>> Sunday, September 25, 2011
In my opinion, the most important OpenCL function to know is clEnqueueNDRangeKernel, which enqueues a kernel-execution command. Once you understand how its parameters affect the kernel's execution, the rest of OpenCL is fairly straightforward.
The second most important function, in my opinion, is clSetKernelArg. This configures the kernel's arguments so it has data to process while it executes. Its signature is given as follows:
cl_int clSetKernelArg(cl_kernel kernel, cl_uint arg_index,
size_t arg_size, const void *arg_value)
When I first encountered it, I thought this function was simple. But in addition to specifying the data for a kernel argument, this function also configures which address space (global/constant, local, or private) the data will be stored in. There are three main rules:
- If arg_value points to a memory object, the argument's data will be stored in global or constant memory, depending on the modifier used by the kernel function.

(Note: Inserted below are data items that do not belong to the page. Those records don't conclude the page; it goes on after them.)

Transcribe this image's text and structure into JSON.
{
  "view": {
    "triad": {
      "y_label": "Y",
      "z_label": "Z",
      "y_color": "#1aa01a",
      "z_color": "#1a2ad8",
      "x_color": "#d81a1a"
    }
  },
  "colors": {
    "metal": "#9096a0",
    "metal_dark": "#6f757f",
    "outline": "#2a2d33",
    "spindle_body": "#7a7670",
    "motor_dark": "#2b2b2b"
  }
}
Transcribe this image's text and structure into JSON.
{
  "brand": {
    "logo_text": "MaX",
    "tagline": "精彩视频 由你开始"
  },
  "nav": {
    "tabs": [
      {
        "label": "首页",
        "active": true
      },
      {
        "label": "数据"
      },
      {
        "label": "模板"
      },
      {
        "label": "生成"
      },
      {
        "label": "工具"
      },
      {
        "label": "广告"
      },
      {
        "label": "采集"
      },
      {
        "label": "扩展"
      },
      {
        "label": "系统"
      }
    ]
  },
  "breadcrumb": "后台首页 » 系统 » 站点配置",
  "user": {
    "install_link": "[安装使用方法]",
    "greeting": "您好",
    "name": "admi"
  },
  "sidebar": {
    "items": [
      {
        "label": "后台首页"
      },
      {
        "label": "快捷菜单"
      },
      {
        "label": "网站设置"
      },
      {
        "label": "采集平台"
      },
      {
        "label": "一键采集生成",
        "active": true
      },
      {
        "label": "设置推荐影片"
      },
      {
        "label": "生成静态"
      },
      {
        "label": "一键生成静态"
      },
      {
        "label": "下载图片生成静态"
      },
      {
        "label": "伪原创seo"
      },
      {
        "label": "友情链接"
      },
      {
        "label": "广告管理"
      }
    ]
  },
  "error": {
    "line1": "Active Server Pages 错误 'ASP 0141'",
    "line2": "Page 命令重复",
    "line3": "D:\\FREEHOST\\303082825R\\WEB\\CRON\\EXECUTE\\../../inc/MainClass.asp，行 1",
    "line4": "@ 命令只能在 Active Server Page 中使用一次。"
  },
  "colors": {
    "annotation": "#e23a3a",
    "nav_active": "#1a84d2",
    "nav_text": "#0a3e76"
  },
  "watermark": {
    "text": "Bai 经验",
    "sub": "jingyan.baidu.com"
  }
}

- If arg_value points to something that isn't a memory object, the argument's data will be stored in private memory.
- If arg_value is NULL, the argument's data won't be initialized, but arg_size bytes will be allocated from local memory to store the data.
But there's a problem. Unless the total number of work-items is a multiple of the maximum number of work-items per work-group, I have no way of knowing how many work-items will be assigned to each group. I can set the local_size parameter of clEnqueueNDRangeKernel, but sometimes I don't even know the total number of work-items I'll need. This happens frequently in OpenCL-OpenGL interoperability, in which I don't know in advance how many triangles each vertex buffer object will contain.
The solution isn't too hard: allocate all the local memory the device can provide. To find out how much local memory is available, call clGetDeviceInfo with CL_DEVICE_LOCAL_MEM_SIZE. The following code shows how this works:
sizeof(local_mem_size), &local_mem_size, NULL);
Remember that the data returned by the function is a cl_ulong, not a size_t. I made this mistake repeatedly, and though it worked fine on my Linux system, my Windows development system didn't like it at all.